My mom went to a lot of trouble to make Easter Sunday feel "normal". We took the kids down to the 3rd floor for church and I cannot even describe the spirit that I felt. There were all sorts of people with their own trials. The sweetest kids and I couldn't hold back the tears. We were not the only ones feeling overwhelmed, burdened and experiencing trials. There are so many and we were all in a room and it was a giant confirmation that God loves us and is watching over us. It really was such an amazing 30 min of undeniable feelings of love. We had an Easter egg hunt on the patio of the 4th floor, opened presents from Grammy and tried to enjoy each others company. I won't lie... it was still stressful at times... imagine all of us in one hospital room. And let's not forget that 3 of them were babies. I still loved that we were able to be together because it hasn't much in the last month.
(this sums up a lot of the day)
Visitors at the hospital are tough. We love having them but it's a lot of trouble for them to come. And they have to be healthy and follow good handwashing to try and prevent the spread of germs. Taleah has LOVED when some of her closest friends have come to play. It really does make her day!
There is one girl in particular that Taleah has loved getting to know. Her name is Cami and she has been through the same thing as Taleah. She is 6 months post bone marrow transplant and has been a huge resource to us. Her family gets is, Cami gets it and knows how/where to be careful when playing in the hospital room. She has been showing Taleah the ways and what fun things she can do.. as well as playing tricks on the nurses. We look forward to lots of playdates with this cute girl. (I must say I have enjoyed her parents, as well as lots of other parents and they have been a giant resource to me as well).
The waiting game is rough. We wanted to get home for a break so bad. It was becoming extremely difficult to keep her entertained and I was running out of ideas and she was losing patience. She wanted to make a music video that was similar to the video that Uncle Taylor made for her. ( https://www.youtube.com/watch?v=R6cYH1XKjKg )
It was all her idea and I loved it. I felt like she was back!!!
We finally got the news we could pack up. (We had a false maybe we could go home so I could hardly believe it) I think we were both ecstatic!! We had lots of people help us get ready to go. It took about 6 hours to get everything in order to leave. I was a little nervous to leave because we had been in constant care of nurses, but I knew we could handle it.

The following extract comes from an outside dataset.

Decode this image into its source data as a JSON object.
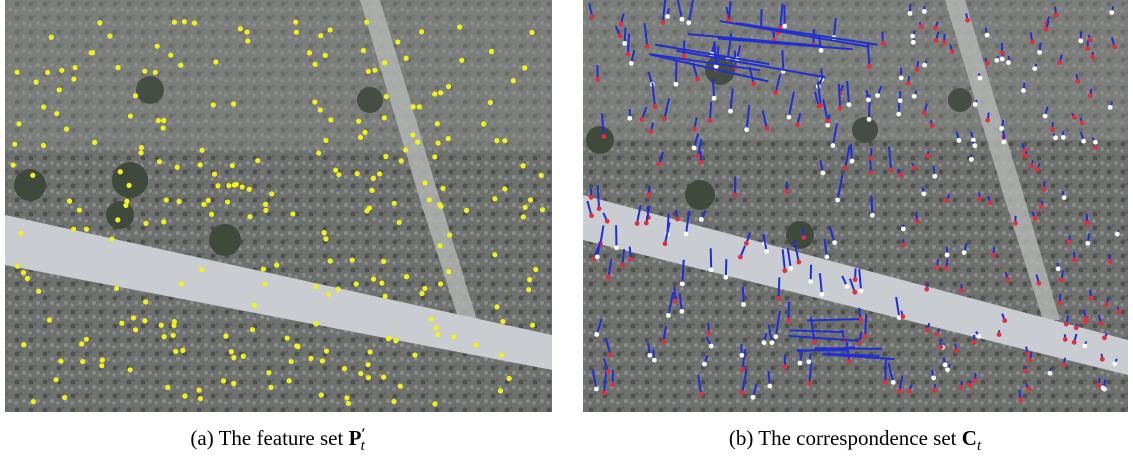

There was a lot of work happening at home. Friends/family were putting together a new room for Taleah. They had spent a lot of hours preparing. Such good people. I was so excited to see it and Taleah had no idea what was coming. Also, we had awesome friends/neighbors/ward members that cleaned our house to get it ready for her low immune system.
She pretty much loves it. A lot!!!
Being home is amazing. I still feel like we are depending on so many people to function, which I don't like but am so grateful for. We have such amazing families that have dedicated their lives to help us. We are SO grateful, but I am an independent person so it has been an adjustment for me. That doesn't mean that I am not grateful... just adjusting.
Being under to same roof means more than it ever has. Bike rides outside, playing games and just hanging out. I love it all. We are headed up on Monday for the bone marrow aspiration. I am trying not to let it stress me out. It will be fine. Taleah is a rockstar.